グラフィックの名作がぎっしり。 | カーサ ブルータス Casa BRUTUS

グラフィックの名作がぎっしり。

国内の歴史的なグラフィックワークをまとめた『日本のグラフィック100年』が刊行される。

杉浦非水が手がけた作品より。左:「東京地下鉄道」(1927年)。中:「三越呉服店」(1914年)。右:「銀座三越」(1930年)。
亀倉雄策が手がけた「東京オリンピックポスター」(1964年)は、日本でもっとも有名なポスターと言えるのではないだろうか。

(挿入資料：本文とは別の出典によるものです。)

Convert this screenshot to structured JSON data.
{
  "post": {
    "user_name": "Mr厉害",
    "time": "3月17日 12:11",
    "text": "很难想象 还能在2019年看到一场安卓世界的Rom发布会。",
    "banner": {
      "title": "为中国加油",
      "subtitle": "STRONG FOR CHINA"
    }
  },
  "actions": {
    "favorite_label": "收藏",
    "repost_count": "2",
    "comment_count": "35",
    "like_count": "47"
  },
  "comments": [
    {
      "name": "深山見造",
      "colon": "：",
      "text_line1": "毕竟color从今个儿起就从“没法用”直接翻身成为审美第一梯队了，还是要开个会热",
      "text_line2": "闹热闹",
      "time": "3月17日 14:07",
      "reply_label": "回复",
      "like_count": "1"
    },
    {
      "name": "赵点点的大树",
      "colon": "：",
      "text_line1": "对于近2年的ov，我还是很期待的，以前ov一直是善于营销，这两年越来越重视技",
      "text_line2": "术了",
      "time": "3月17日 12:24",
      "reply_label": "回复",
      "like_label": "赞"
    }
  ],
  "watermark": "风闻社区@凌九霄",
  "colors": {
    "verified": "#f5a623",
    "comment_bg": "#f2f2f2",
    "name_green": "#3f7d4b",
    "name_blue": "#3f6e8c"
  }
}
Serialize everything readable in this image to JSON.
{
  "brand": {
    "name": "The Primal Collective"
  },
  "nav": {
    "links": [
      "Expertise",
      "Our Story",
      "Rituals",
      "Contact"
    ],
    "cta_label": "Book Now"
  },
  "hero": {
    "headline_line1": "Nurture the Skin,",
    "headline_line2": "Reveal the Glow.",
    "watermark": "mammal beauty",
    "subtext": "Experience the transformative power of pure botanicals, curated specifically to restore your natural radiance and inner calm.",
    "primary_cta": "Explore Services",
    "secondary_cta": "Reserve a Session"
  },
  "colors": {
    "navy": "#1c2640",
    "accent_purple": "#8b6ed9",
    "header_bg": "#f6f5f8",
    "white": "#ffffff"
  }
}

そのほかにシンボルマークや競技シンボルも紹介。
1970年代にパルコや角川書店の広告で活躍し、80年代以降はニューヨークで活動を続けた石岡瑛子からは、一連のパルコの仕事を紹介。
日本で本格的なグラフィックデザイン活動が始まったのは、第二次世界大戦以降、生活の近代化、西洋化が進み、高度経済成長によって日本企業が実力を兼ね備えてからだと言われる。

しかし、それよりも以前、江戸という大きな時代が終焉を迎え、明治に入った頃から、グラフィックデザインの世界にも新しい兆しは見え始めていた。新たなフェーズを迎えた。1920〜30年代にかけて、東京地下鉄道(現・東京メトロ)の広告ポスターや数々のたばこパッケージを手がけた杉浦非水がその代表的な例だろう。

東京オリンピック・パラリンピックの開催に向けて、再び日本に注目が集まるなか、グラフィックデザインから日本の100年を振り返る書籍『日本のグラフィック100年』がパイ・インターナショナルから刊行される。
『日本のグラフィック100年』3,900円(パイ インターナショナル)。B5判、ソフトカバー、フルカラー400ページ。
本著では、資生堂のデザイン室長を長年務めたアートディレクターで、多摩美術大学教授の山形季央が編集と執筆を担当。日本歴代のグラフィックの名作をずらり紹介している。